Some more positive commentary was shared by the Insured Retirement Institute (IRI), which is in a way unsurprising, given the group’s outspoken opposition to the DOL fiduciary rule—argued on the basis that the DOL fiduciary rule was unfair to the annuity sales industry and the fact that IRI has called for SEC to take the lead on improving the regulatory framework controlling broker/dealer sales behavior. Writing to PLANADVISER, IRI Senior Vice President and General Counsel Lee Covington commends SEC Chairman Jay Clayton and his fellow Commissioners, “as well as the hard-working and dedicated SEC staff, for taking this critical first step towards establishing a best interest standard for financial professionals.” 
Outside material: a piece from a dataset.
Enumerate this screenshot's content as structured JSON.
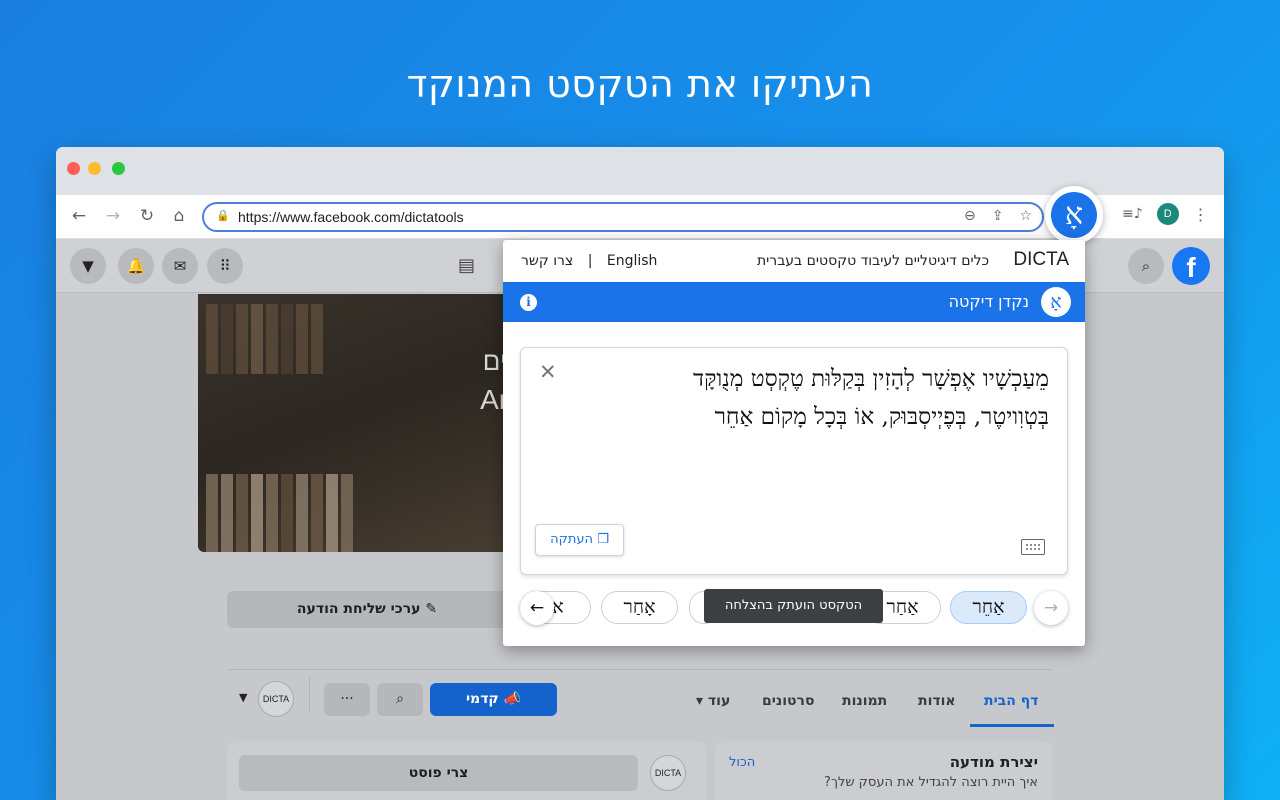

“We are particularly appreciative of the Commission’s commitment to collaborating with their counterparts at the DOL, FINRA [Financial Industry Regulatory Authority], and the state insurance and securities departments around the country to develop a cohesive and consistent regulatory framework,” Covington says. “IRI looks forward to reviewing the details of the proposals with our members and engaging constructively with the Commission in the coming weeks and months.” 

Brendan McGarry, an attorney at Kaufman Dolowich & Voluck, shared some more technical interpretation. He has the sense that the SEC’s proposal for a “best interest” standard for broker/dealers “will likely continue to receive criticism from proponents of the DOL Fiduciary Rule as being too lenient.”

“The proposal may also receive criticism from industry participants as being too vague regarding the definition of best interest,” he expects. “The SEC’s proposal to provide further guidance regarding the definition of fiduciary for investment advisers leaves open the possibility that the ‘best interest standard’ and ‘fiduciary standard’ will ultimately be similar, but the separation of those two proposals gives the impression that they are not, in fact, the same. Maintaining the separation between standards for broker/dealers and investment advisers, while calling the standard for broker-dealers ‘best interest,’ will likely garner a large amount of comments and may create further confusion in the industry as to what exactly ‘best interest’ means.”

According to McGarry, the proposed requirement of a new SEC disclosure document, called Form CRS, for client relationship summary, is a requirement that the DOL Fiduciary Rule did not include and would be an additional disclosure for broker/dealers than is currently required. He expects investment advisers will likely try to subsume this into their Form ADV, Part 2a brochures, but the information released so far by the SEC makes no mention of whether this will be allowed in practice.

“Based on the commissioners’ comments, the proposed 90-day comment period may not be long enough to facilitate generation, submission and consideration of the number of comments likely to be submitted for the 1,000 page rule,” McGarry concludes. “The proposed limitations on the use of the term ‘advisor’ may cause some broker-dealers and/or their associated persons to change their titles or names, but is not likely to require a change in business models, itself.”